The group of Republican officials who want to challenge Biden voters needs a member of the US Senate who also speaks out in writing against an objection to the votes of a state's electoral college. At that point, both houses of Congress, the Senate and the House of Representatives, would split up separately to debate and vote on whether to accept or reject the voters.
At least one Senate Republican, Senator-elect Tommy Tuberville of Alabama, has indicated that he could join a challenge for a state's electorate. However, Senate Majority Leader Mitch McConnell warned his GOP colleagues not to do so on a private phone call, Axios and Politico reported last week.
Legislators cannot challenge all votes cast across the country or for a specific candidate. If they want to challenge voters in multiple states, as Brooks suggested, they have to challenge each state individually. The President of the Senate must count the electoral roll in alphabetical order and can only continue counting after a contestation of the votes of a state has been completely resolved.
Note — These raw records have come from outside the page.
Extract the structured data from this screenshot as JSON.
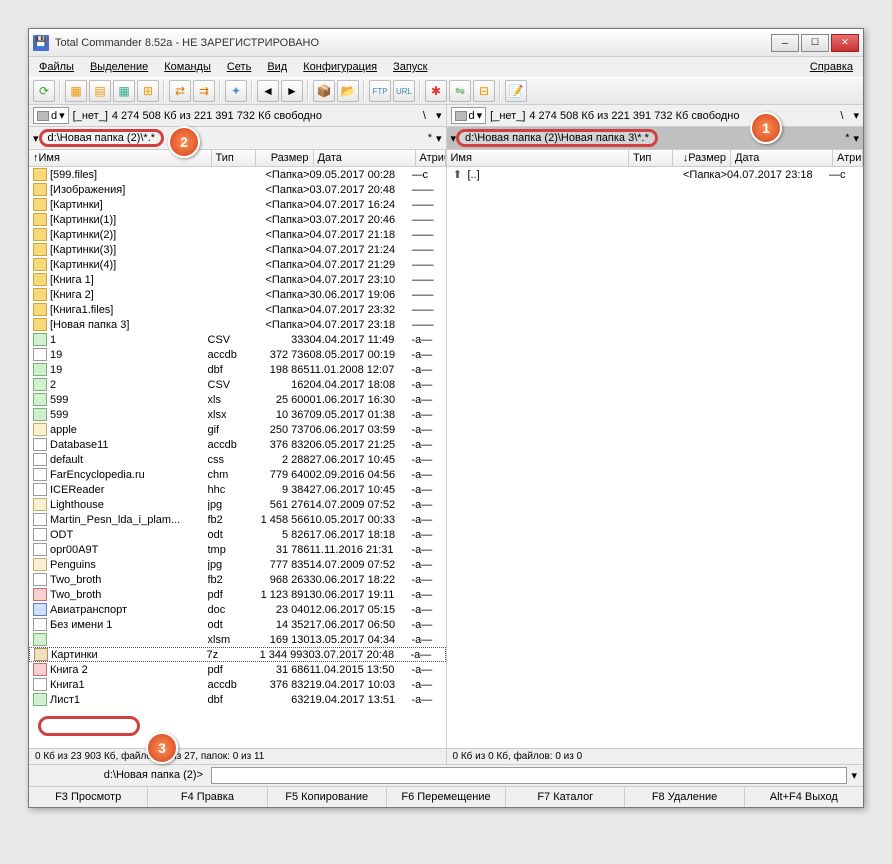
{
  "title": "Total Commander 8.52a - НЕ ЗАРЕГИСТРИРОВАНО",
  "menu": {
    "files": "Файлы",
    "selection": "Выделение",
    "commands": "Команды",
    "net": "Сеть",
    "view": "Вид",
    "config": "Конфигурация",
    "launch": "Запуск",
    "help": "Справка"
  },
  "drive": {
    "letter": "d",
    "label": "[_нет_]",
    "space": "4 274 508 Кб из 221 391 732 Кб свободно"
  },
  "left_path": "d:\\Новая папка (2)\\*.*",
  "right_path": "d:\\Новая папка (2)\\Новая папка 3\\*.*",
  "headers": {
    "name": "Имя",
    "ext": "Тип",
    "size": "Размер",
    "date": "Дата",
    "attr": "Атрибу"
  },
  "left_files": [
    {
      "icon": "folder",
      "name": "[599.files]",
      "ext": "",
      "size": "<Папка>",
      "date": "09.05.2017 00:28",
      "attr": "—c"
    },
    {
      "icon": "folder",
      "name": "[Изображения]",
      "ext": "",
      "size": "<Папка>",
      "date": "03.07.2017 20:48",
      "attr": "——"
    },
    {
      "icon": "folder",
      "name": "[Картинки]",
      "ext": "",
      "size": "<Папка>",
      "date": "04.07.2017 16:24",
      "attr": "——"
    },
    {
      "icon": "folder",
      "name": "[Картинки(1)]",
      "ext": "",
      "size": "<Папка>",
      "date": "03.07.2017 20:46",
      "attr": "——"
    },
    {
      "icon": "folder",
      "name": "[Картинки(2)]",
      "ext": "",
      "size": "<Папка>",
      "date": "04.07.2017 21:18",
      "attr": "——"
    },
    {
      "icon": "folder",
      "name": "[Картинки(3)]",
      "ext": "",
      "size": "<Папка>",
      "date": "04.07.2017 21:24",
      "attr": "——"
    },
    {
      "icon": "folder",
      "name": "[Картинки(4)]",
      "ext": "",
      "size": "<Папка>",
      "date": "04.07.2017 21:29",
      "attr": "——"
    },
    {
      "icon": "folder",
      "name": "[Книга 1]",
      "ext": "",
      "size": "<Папка>",
      "date": "04.07.2017 23:10",
      "attr": "——"
    },
    {
      "icon": "folder",
      "name": "[Книга 2]",
      "ext": "",
      "size": "<Папка>",
      "date": "30.06.2017 19:06",
      "attr": "——"
    },
    {
      "icon": "folder",
      "name": "[Книга1.files]",
      "ext": "",
      "size": "<Папка>",
      "date": "04.07.2017 23:32",
      "attr": "——"
    },
    {
      "icon": "folder",
      "name": "[Новая папка 3]",
      "ext": "",
      "size": "<Папка>",
      "date": "04.07.2017 23:18",
      "attr": "——"
    },
    {
      "icon": "xls",
      "name": "1",
      "ext": "CSV",
      "size": "333",
      "date": "04.04.2017 11:49",
      "attr": "-a—"
    },
    {
      "icon": "file",
      "name": "19",
      "ext": "accdb",
      "size": "372 736",
      "date": "08.05.2017 00:19",
      "attr": "-a—"
    },
    {
      "icon": "xls",
      "name": "19",
      "ext": "dbf",
      "size": "198 865",
      "date": "11.01.2008 12:07",
      "attr": "-a—"
    },
    {
      "icon": "xls",
      "name": "2",
      "ext": "CSV",
      "size": "162",
      "date": "04.04.2017 18:08",
      "attr": "-a—"
    },
    {
      "icon": "xls",
      "name": "599",
      "ext": "xls",
      "size": "25 600",
      "date": "01.06.2017 16:30",
      "attr": "-a—"
    },
    {
      "icon": "xls",
      "name": "599",
      "ext": "xlsx",
      "size": "10 367",
      "date": "09.05.2017 01:38",
      "attr": "-a—"
    },
    {
      "icon": "img",
      "name": "apple",
      "ext": "gif",
      "size": "250 737",
      "date": "06.06.2017 03:59",
      "attr": "-a—"
    },
    {
      "icon": "file",
      "name": "Database11",
      "ext": "accdb",
      "size": "376 832",
      "date": "06.05.2017 21:25",
      "attr": "-a—"
    },
    {
      "icon": "file",
      "name": "default",
      "ext": "css",
      "size": "2 288",
      "date": "27.06.2017 10:45",
      "attr": "-a—"
    },
    {
      "icon": "file",
      "name": "FarEncyclopedia.ru",
      "ext": "chm",
      "size": "779 640",
      "date": "02.09.2016 04:56",
      "attr": "-a—"
    },
    {
      "icon": "file",
      "name": "ICEReader",
      "ext": "hhc",
      "size": "9 384",
      "date": "27.06.2017 10:45",
      "attr": "-a—"
    },
    {
      "icon": "img",
      "name": "Lighthouse",
      "ext": "jpg",
      "size": "561 276",
      "date": "14.07.2009 07:52",
      "attr": "-a—"
    },
    {
      "icon": "file",
      "name": "Martin_Pesn_lda_i_plam...",
      "ext": "fb2",
      "size": "1 458 566",
      "date": "10.05.2017 00:33",
      "attr": "-a—"
    },
    {
      "icon": "file",
      "name": "ODT",
      "ext": "odt",
      "size": "5 826",
      "date": "17.06.2017 18:18",
      "attr": "-a—"
    },
    {
      "icon": "file",
      "name": "opr00A9T",
      "ext": "tmp",
      "size": "31 786",
      "date": "11.11.2016 21:31",
      "attr": "-a—"
    },
    {
      "icon": "img",
      "name": "Penguins",
      "ext": "jpg",
      "size": "777 835",
      "date": "14.07.2009 07:52",
      "attr": "-a—"
    },
    {
      "icon": "file",
      "name": "Two_broth",
      "ext": "fb2",
      "size": "968 263",
      "date": "30.06.2017 18:22",
      "attr": "-a—"
    },
    {
      "icon": "pdf",
      "name": "Two_broth",
      "ext": "pdf",
      "size": "1 123 891",
      "date": "30.06.2017 19:11",
      "attr": "-a—"
    },
    {
      "icon": "doc",
      "name": "Авиатранспорт",
      "ext": "doc",
      "size": "23 040",
      "date": "12.06.2017 05:15",
      "attr": "-a—"
    },
    {
      "icon": "file",
      "name": "Без имени 1",
      "ext": "odt",
      "size": "14 352",
      "date": "17.06.2017 06:50",
      "attr": "-a—"
    },
    {
      "icon": "xls",
      "name": "",
      "ext": "xlsm",
      "size": "169 130",
      "date": "13.05.2017 04:34",
      "attr": "-a—"
    },
    {
      "icon": "zip",
      "name": "Картинки",
      "ext": "7z",
      "size": "1 344 993",
      "date": "03.07.2017 20:48",
      "attr": "-a—",
      "selected": true
    },
    {
      "icon": "pdf",
      "name": "Книга 2",
      "ext": "pdf",
      "size": "31 686",
      "date": "11.04.2015 13:50",
      "attr": "-a—"
    },
    {
      "icon": "file",
      "name": "Книга1",
      "ext": "accdb",
      "size": "376 832",
      "date": "19.04.2017 10:03",
      "attr": "-a—"
    },
    {
      "icon": "xls",
      "name": "Лист1",
      "ext": "dbf",
      "size": "632",
      "date": "19.04.2017 13:51",
      "attr": "-a—"
    }
  ],
  "right_files": [
    {
      "icon": "up",
      "name": "[..]",
      "ext": "",
      "size": "<Папка>",
      "date": "04.07.2017 23:18",
      "attr": "—c"
    }
  ],
  "status_left": "0 Кб из 23 903 Кб, файлов: 0 из 27, папок: 0 из 11",
  "status_right": "0 Кб из 0 Кб, файлов: 0 из 0",
  "cmd_path": "d:\\Новая папка (2)>",
  "func": {
    "f3": "F3 Просмотр",
    "f4": "F4 Правка",
    "f5": "F5 Копирование",
    "f6": "F6 Перемещение",
    "f7": "F7 Каталог",
    "f8": "F8 Удаление",
    "altf4": "Alt+F4 Выход"
  }
}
The ECA text states that if those votes are not "regularly" cast, chambers of Congress can vote to reject a state list of electoral votes that have been "legitimately confirmed" by a state governor, according to the National Electoral Crisis Task Force. It is pointed out that the language of the ECA does not state what it would mean if votes were not cast "regularly".
According to the Congressional Research Service, both chambers would have to vote with a simple majority of over 50% to reject the presidential elections of a particular state.
Democrats will keep a majority in the US House. The Senate will likely be tightly controlled by Republicans until there are two US Senate runoff elections in Georgia, held the day before January 5th. Hence, it is highly unlikely that Republicans will have the majority required to turn down a state's voters.
"I think what they need to remember is that it is not going anywhere. I mean, it would go down like a dog in the Senate," South Dakota-born John Thune told the GOP Senate majority whip on CNN.
Read more: EXCLUSIVE: Jared Kushner helped start a Trump campaign shell company that secretly paid the president's family members and spent $ 617 million on re-election money, a source told Insider
While members of Congress have legitimate legal recourse to challenge state voters in the Chamber, this process has only been used twice since the ECA came into effect in 1887.
The last time this scenario played out was in January 2005, when Ohio Democratic MP Stephanie Tubbs Jones and Senator Barbara Boxer joined Ohio across the state, citing widespread mismanagement of the 2004 election and disenfranchisement of voters the presidential election.
The Jones and Boxers challenge failed 74-1 in the Senate and 26731 in the US House, CNN reported at the time.
If the House and Senate Republicans challenge Georgia’s electoral votes to force a vote, it will likely only delay the process for a few hours and not really change the outcome. If the group challenges the voters of several states, the process could drag on until the next day, which the ECA provides.
Even in the unlikely event that both houses voted to reject Georgia's 16 Biden voters, Biden would still have 290 votes - still well above the 270 Electoral College electoral threshold as President.